Wednesday, March 09, 2005

American Exceptionalism

America is an exceptional nation. We are not a run-of-the-mill country. We are different. We do not feel beholden to the diktats that other countries feel the need to impose upon their people, or on other countries. We are set apart. We are, as de Tocqueville wrote "marked out by the will of Heaven."

I began to think about American exceptionalism when I read this column over at Tech Central Station. It's about why America ratifying the Kyoto Protocol or some other similar nonsense would be disatrous for America, and that when the technological changes come that eventually do cut emissions, it will be American technology at the fore. It won't, nor should it, be foisted at the point of a gun.

The thought of American exceptionalism reminded me of a series of articles published back in 2003 by The Economist. They are all about, you guessed it, American exceptionalism.

One of the articles leads off with this quote: “Everything about the Americans,” said Alexis de Tocqueville, “is extraordinary, but what is more extraordinary still is the soil that supports them.” The piece goes on to explain why European-style socialism, much less communism, has never caught on here.

But exceptionalism has another meaning: that America is intrinsically different from other countries in its values and institutions. . . .

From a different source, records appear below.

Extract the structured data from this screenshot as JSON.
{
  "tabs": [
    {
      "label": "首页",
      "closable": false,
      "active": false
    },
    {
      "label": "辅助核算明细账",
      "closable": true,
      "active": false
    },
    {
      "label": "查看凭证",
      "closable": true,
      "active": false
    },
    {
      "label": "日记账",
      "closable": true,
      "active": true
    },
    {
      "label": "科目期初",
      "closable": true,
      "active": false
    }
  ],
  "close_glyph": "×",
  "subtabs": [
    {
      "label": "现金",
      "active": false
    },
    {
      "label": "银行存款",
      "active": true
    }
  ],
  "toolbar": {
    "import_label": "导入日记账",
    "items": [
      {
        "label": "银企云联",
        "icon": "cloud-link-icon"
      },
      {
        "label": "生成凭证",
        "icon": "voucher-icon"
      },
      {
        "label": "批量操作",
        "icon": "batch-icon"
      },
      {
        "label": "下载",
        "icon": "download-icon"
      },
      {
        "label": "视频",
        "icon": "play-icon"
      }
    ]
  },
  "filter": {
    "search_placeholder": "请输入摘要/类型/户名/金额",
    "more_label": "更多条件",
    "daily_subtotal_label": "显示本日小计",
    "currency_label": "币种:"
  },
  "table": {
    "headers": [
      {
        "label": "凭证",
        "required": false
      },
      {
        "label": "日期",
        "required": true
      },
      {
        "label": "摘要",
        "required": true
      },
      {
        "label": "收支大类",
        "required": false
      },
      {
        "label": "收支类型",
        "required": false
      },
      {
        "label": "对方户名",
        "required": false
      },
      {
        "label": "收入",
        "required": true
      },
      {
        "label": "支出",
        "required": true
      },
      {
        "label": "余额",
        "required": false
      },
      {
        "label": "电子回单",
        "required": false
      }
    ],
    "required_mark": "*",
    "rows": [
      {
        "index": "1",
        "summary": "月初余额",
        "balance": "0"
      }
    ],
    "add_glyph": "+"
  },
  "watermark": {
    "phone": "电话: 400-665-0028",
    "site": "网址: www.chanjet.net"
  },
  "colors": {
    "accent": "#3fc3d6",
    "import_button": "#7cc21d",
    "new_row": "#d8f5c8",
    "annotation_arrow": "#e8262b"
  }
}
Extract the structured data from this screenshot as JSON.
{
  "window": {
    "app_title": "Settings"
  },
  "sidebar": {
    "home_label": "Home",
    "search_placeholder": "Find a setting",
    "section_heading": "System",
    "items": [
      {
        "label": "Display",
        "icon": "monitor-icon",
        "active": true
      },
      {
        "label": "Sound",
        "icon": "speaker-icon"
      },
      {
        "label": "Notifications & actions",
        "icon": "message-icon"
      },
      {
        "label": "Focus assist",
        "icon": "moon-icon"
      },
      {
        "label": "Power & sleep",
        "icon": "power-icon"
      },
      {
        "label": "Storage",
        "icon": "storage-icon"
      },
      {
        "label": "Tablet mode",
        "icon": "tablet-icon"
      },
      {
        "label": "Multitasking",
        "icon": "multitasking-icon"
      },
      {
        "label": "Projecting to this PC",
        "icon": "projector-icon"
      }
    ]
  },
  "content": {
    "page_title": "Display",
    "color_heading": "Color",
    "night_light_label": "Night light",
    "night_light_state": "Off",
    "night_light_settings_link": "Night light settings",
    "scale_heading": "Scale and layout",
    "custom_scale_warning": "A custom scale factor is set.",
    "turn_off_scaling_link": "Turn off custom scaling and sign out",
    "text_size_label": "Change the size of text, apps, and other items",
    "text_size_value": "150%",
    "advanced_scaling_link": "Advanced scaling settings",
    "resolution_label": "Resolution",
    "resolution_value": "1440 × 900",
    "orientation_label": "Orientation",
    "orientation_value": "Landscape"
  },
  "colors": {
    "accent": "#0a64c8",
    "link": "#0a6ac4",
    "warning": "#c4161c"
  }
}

In 1929, Jay Lovestone, the head of the American communist party, was summoned to Moscow. Stalin demanded to know why the worldwide communist revolution had advanced not one step in the largest capitalist country. Lovestone replied that America lacked the preconditions for communism, such as feudalism and aristocracy. No less an authority than Friedrich Engels had said the same thing, talking of “the special American conditions...which make bourgeois conditions look like a beau idéal to them.” So had an Italian Marxist, Antonio Gramsci, and a British socialist, H.G. Wells, who had both argued that America's unique origins had produced a distinctive value system and unusual politics.

Lovestone was purged, but his argument still has force: America is exceptional partly because it is peculiar.

It is when I think of how truly unique, how truly blessed we are as a nation, that I thank God that I was allowed to be born here, allowed to live here, allowed to share as a native son in this exceptional country.